The following morning we needed to attend the funeral of a very dear friend’s mother. That meant having to clear out our driveway and a path to the car prior to departure and allowing extra time to get there. From the moment I stepped out of the house, the day began to shift. The weather was fairly warm (around 34 degrees) There was the hum of snowblowers and the scrape of shovels working to clear the results of the night before. I grabbed my shovel to join masses in our labor. The snow was heavy and one had to be careful not to lift with your back. After clearing a path to the car and the snow the plows had left in front of our driveway we were ready to go.
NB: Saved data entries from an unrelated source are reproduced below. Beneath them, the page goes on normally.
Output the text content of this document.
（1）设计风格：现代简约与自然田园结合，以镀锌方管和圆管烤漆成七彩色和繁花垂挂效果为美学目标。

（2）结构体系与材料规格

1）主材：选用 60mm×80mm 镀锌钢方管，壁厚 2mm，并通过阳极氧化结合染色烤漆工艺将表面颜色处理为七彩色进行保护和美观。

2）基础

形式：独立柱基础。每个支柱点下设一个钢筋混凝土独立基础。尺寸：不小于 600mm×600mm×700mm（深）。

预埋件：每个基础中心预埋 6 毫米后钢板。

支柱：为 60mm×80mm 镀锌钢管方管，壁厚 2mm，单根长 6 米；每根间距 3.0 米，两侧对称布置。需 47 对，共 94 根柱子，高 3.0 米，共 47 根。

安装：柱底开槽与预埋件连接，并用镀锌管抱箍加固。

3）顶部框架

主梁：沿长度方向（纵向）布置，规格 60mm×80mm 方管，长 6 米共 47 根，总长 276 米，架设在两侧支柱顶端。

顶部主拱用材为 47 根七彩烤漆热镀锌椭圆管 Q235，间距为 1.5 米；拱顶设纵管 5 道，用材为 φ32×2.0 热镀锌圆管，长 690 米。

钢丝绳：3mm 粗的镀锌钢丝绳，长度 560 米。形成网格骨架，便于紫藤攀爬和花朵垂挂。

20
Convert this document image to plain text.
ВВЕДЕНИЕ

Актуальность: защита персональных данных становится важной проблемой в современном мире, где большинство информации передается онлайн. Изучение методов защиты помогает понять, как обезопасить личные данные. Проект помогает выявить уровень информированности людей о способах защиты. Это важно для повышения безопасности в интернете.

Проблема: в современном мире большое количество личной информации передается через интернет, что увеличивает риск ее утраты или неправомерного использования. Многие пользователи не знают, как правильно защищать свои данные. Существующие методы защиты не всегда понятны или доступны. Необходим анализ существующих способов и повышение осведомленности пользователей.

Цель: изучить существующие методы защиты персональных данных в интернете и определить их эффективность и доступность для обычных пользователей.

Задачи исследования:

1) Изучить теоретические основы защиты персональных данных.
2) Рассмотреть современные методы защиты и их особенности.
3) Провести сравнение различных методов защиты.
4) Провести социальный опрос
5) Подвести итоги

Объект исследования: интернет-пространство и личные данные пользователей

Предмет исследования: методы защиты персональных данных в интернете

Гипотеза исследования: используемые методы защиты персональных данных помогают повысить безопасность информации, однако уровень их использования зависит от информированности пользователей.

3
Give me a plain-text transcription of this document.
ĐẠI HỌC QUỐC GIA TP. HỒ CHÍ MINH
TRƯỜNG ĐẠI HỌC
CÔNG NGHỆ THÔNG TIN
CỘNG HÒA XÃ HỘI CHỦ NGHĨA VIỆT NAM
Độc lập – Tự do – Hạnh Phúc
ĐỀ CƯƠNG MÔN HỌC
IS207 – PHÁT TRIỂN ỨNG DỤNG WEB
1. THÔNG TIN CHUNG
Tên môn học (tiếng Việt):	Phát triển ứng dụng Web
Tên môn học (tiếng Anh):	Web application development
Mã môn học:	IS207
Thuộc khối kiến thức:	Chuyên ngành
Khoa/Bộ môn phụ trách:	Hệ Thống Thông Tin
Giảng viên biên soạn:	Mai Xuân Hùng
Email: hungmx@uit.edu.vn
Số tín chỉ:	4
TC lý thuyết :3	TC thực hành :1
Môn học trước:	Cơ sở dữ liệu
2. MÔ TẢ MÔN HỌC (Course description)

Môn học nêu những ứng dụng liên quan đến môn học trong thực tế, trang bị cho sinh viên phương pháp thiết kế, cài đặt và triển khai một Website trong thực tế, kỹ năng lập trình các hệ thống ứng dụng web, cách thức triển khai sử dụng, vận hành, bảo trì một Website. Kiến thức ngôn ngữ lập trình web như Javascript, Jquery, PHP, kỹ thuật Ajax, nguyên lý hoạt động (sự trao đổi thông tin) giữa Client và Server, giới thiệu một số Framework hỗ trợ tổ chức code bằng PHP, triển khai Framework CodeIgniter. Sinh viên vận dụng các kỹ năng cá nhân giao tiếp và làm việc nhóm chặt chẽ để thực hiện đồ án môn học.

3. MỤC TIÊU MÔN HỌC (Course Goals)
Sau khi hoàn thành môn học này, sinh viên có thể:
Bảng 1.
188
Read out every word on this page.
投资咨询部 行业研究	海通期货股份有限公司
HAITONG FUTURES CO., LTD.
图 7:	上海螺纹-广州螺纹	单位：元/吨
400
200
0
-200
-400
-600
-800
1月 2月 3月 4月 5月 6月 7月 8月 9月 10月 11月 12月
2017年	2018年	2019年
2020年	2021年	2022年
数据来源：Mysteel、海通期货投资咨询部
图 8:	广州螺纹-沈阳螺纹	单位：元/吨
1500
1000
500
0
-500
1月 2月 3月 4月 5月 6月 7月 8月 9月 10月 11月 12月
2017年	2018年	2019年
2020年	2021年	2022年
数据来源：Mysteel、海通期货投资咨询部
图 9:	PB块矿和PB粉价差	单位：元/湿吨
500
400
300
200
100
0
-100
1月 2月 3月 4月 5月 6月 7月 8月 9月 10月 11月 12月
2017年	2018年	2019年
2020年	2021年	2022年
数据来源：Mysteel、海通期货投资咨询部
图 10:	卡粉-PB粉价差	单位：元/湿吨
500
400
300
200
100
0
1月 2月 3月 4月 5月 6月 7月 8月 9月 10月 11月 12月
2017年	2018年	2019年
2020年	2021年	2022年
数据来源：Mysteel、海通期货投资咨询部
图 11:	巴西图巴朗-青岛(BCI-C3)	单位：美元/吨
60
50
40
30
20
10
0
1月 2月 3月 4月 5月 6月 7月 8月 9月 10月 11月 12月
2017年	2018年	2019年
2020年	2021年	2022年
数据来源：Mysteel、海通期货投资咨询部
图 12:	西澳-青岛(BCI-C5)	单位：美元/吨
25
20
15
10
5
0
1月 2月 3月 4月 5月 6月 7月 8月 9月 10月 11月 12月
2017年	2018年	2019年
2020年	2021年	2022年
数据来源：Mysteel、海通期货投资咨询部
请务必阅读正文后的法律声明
I was concerned as to what the conditions of the roads would be. The concern was unfounded. Roads that only hours before had seemed unpassable now were completely free of snow. We witnessed several trucks working to plow and salt the streets on our way to the funeral.

After the funeral, Margie needed to complete one of her amazing cakes for a customer. I knew she had not had any breakfast and volunteered to grab her a nice breakfast sandwich. After dropping her off to work, I began to drive to get a breakfast sandwich from Kwick Trip. It is a gas station with a rather expansive convenience store inside, featuring breakfast sandwiches amoung other things. On my drive there I witnessed countless people shoveling, using their snow blowers and just doing their best to navigate the streets and sidewalks.

Normally, this would be a rather depressing sight to someone who loves and wishes he lived in the tropics, but not today. Each person I saw seemed to be wearing a smile. I saw neighbors helping each other. I saw a family building a snow man  and children playing with sleds. It would seem everyone today was making the best of the situation and not letting it dampen their spirits.

When I arrived at Kwik Trip, I realized the price of gasoline was quite reasonable and decided to top off my tank. When I went inside to pick out some food for Margie and I as well as pay for my gasoline, I was greeted with the most pleasurable service. I was asked if I needed help finding or picking out anything. When I arrived at the counter I was not only reminded to enter my rewards card number, but asked if I needed any beverages to accompany my food purchases. The whole time I was greeted with a smile.

On a day when most people had an excuse to be irritable, it was great to see most everyone in my community doing their best to keep a smile on their face and share it with others. Just a good reminder that life is 10% what happens to us and 90% how we react to it. I would love to hear any positive winter stories you have to share.